Namun bukan hanya atraksi budaya yang menarik perhatian. Dalam pidatonya, Dedi Mulyadi menyoroti aspek filosofis dan ekologis dari bambu—tanaman yang selama ini lekat dengan budaya dan kehidupan masyarakat Tasikmalaya.
“Tasikmalaya itu bukan sekadar kabupaten, tapi guru peradaban tata ruang dalam ajaran Sunda. Dalam filosofi buhun, bambu adalah pusat dari ekosistem. Di sinilah akar kreativitas warga Tasik berakar,” ujar Dedi.
Ia menegaskan, dalam sejarah Kesundaan, konsep tata ruang selalu berpijak pada alam. Gunung dan sungai jadi dua elemen penting yang membentuk pola hidup. Gunung Galunggung sebagai puncak spiritualitas dan sungai sebagai sumber kehidupan, ditopang oleh bambu yang tumbuh subur di setiap sudut perkampungan.
Dedi menilai, bambu bukan hanya tanaman, tapi juga simbol kecakapan, keberlanjutan, dan kebersahajaan. Warga Tasik dikenal ahli dalam menganyam bambu menjadi karya bernilai tinggi: dari perabot rumah, ornamen seni, hingga bangunan tradisional yang bisa bersaing di pasar internasional.
“Saat saya menjabat sebagai Bupati Purwakarta, ornamen bambu jadi identitas daerah. Yang mengerjakannya? Orang Tasikmalaya semua. Mereka ahli. Inilah aset kita yang harus dirawat, bukan hanya untuk ekonomi, tapi demi melestarikan peradaban,” kata Dedi.

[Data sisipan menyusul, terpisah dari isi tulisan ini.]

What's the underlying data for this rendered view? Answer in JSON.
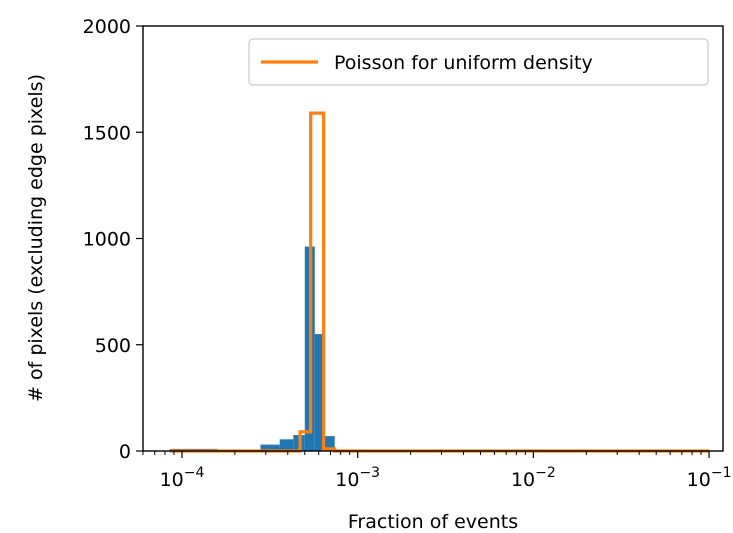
{
  "chart_data": {
    "type": "histogram",
    "xscale": "log",
    "xlim": [
      6e-05,
      0.12
    ],
    "ylim": [
      0,
      2000
    ],
    "xlabel": "Fraction of events",
    "ylabel": "# of pixels (excluding edge pixels)",
    "xticks": [
      {
        "value": 0.0001,
        "base": "10",
        "exp": "−4"
      },
      {
        "value": 0.001,
        "base": "10",
        "exp": "−3"
      },
      {
        "value": 0.01,
        "base": "10",
        "exp": "−2"
      },
      {
        "value": 0.1,
        "base": "10",
        "exp": "−1"
      }
    ],
    "yticks": [
      {
        "value": 0,
        "label": "0"
      },
      {
        "value": 500,
        "label": "500"
      },
      {
        "value": 1000,
        "label": "1000"
      },
      {
        "value": 1500,
        "label": "1500"
      },
      {
        "value": 2000,
        "label": "2000"
      }
    ],
    "grid": false,
    "legend_position": "top-right",
    "series": [
      {
        "kind": "bars",
        "color": "#1f77b4",
        "bins": [
          {
            "x0": 8.5e-05,
            "x1": 0.000105,
            "value": 10
          },
          {
            "x0": 0.000105,
            "x1": 0.00013,
            "value": 10
          },
          {
            "x0": 0.00013,
            "x1": 0.00016,
            "value": 10
          },
          {
            "x0": 0.00016,
            "x1": 0.0002,
            "value": 5
          },
          {
            "x0": 0.0002,
            "x1": 0.00023,
            "value": 3
          },
          {
            "x0": 0.00023,
            "x1": 0.00028,
            "value": 6
          },
          {
            "x0": 0.00028,
            "x1": 0.00036,
            "value": 30
          },
          {
            "x0": 0.00036,
            "x1": 0.00043,
            "value": 55
          },
          {
            "x0": 0.00043,
            "x1": 0.0005,
            "value": 75
          },
          {
            "x0": 0.0005,
            "x1": 0.00057,
            "value": 962
          },
          {
            "x0": 0.00057,
            "x1": 0.00065,
            "value": 550
          },
          {
            "x0": 0.00065,
            "x1": 0.00074,
            "value": 70
          },
          {
            "x0": 0.00074,
            "x1": 0.00085,
            "value": 6
          }
        ]
      },
      {
        "kind": "step",
        "name": "Poisson for uniform density",
        "color": "#ff7f0e",
        "points": [
          [
            8.5e-05,
            0
          ],
          [
            0.00047,
            0
          ],
          [
            0.00047,
            90
          ],
          [
            0.00054,
            90
          ],
          [
            0.00054,
            1590
          ],
          [
            0.00064,
            1590
          ],
          [
            0.00064,
            10
          ],
          [
            0.00074,
            10
          ],
          [
            0.00074,
            0
          ],
          [
            0.1,
            0
          ]
        ]
      }
    ]
  }
}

Lebih jauh, ia mengajak warga dan pemerintah daerah agar tidak terjebak pada pembangunan yang merusak. Menurutnya, kemajuan harus selaras dengan akar budaya dan kearifan lokal.
“Kalau kita tidak paham sejarah, kita tidak akan tahu potensi. Jangan sampai gunung dan sungai yang jadi simbol kekuatan, justru hancur karena salah kelola,” katanya mengingatkan.

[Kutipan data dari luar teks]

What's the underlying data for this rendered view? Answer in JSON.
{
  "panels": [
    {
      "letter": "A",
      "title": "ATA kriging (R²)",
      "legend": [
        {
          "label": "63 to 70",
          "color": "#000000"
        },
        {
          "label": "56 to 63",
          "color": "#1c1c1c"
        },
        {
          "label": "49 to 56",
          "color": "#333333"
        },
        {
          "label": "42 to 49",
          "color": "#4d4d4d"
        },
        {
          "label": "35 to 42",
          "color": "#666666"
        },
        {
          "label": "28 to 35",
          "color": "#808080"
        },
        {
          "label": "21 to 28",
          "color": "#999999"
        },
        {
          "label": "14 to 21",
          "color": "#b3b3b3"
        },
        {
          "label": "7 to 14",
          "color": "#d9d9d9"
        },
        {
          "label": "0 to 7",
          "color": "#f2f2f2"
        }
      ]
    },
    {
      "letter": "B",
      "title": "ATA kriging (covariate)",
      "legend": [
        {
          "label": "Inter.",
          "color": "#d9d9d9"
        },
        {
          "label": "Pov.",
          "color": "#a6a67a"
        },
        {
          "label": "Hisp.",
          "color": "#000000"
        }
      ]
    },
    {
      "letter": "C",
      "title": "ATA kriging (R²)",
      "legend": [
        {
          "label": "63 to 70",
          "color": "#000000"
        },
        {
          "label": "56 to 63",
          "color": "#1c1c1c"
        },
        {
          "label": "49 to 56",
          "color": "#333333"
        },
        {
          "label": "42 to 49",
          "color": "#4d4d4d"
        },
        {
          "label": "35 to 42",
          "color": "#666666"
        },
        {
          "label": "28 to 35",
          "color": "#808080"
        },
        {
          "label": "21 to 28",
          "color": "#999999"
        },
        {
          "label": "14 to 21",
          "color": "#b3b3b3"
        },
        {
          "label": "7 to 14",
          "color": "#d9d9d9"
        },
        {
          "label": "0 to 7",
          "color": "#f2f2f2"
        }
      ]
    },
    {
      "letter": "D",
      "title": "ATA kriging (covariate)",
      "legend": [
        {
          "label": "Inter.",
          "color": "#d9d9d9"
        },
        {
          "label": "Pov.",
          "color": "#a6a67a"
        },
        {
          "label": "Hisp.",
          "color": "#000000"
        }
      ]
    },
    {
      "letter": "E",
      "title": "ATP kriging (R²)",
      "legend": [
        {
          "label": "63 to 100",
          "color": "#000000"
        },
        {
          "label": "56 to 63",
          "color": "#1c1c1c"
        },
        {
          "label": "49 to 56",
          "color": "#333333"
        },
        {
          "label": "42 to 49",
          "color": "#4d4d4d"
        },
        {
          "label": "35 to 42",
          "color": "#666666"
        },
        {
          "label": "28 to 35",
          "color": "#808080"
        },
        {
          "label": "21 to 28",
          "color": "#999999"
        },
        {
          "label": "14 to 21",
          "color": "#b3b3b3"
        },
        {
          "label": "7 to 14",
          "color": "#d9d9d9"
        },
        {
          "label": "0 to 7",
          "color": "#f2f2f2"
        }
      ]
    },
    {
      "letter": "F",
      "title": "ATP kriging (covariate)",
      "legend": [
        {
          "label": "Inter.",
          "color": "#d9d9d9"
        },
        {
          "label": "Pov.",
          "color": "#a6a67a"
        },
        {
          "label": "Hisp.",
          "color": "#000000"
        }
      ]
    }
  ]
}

Gubernur juga membuka peluang untuk mengembangkan potensi kerajinan bambu Tasikmalaya secara sistematis agar bisa menembus pasar ekspor.
Ia menyebut perlunya pelatihan, pendampingan UMKM, dan penguatan branding lokal agar bambu tak hanya jadi produk domestik, tetapi juga ikon budaya Jawa Barat di tingkat global. (yna)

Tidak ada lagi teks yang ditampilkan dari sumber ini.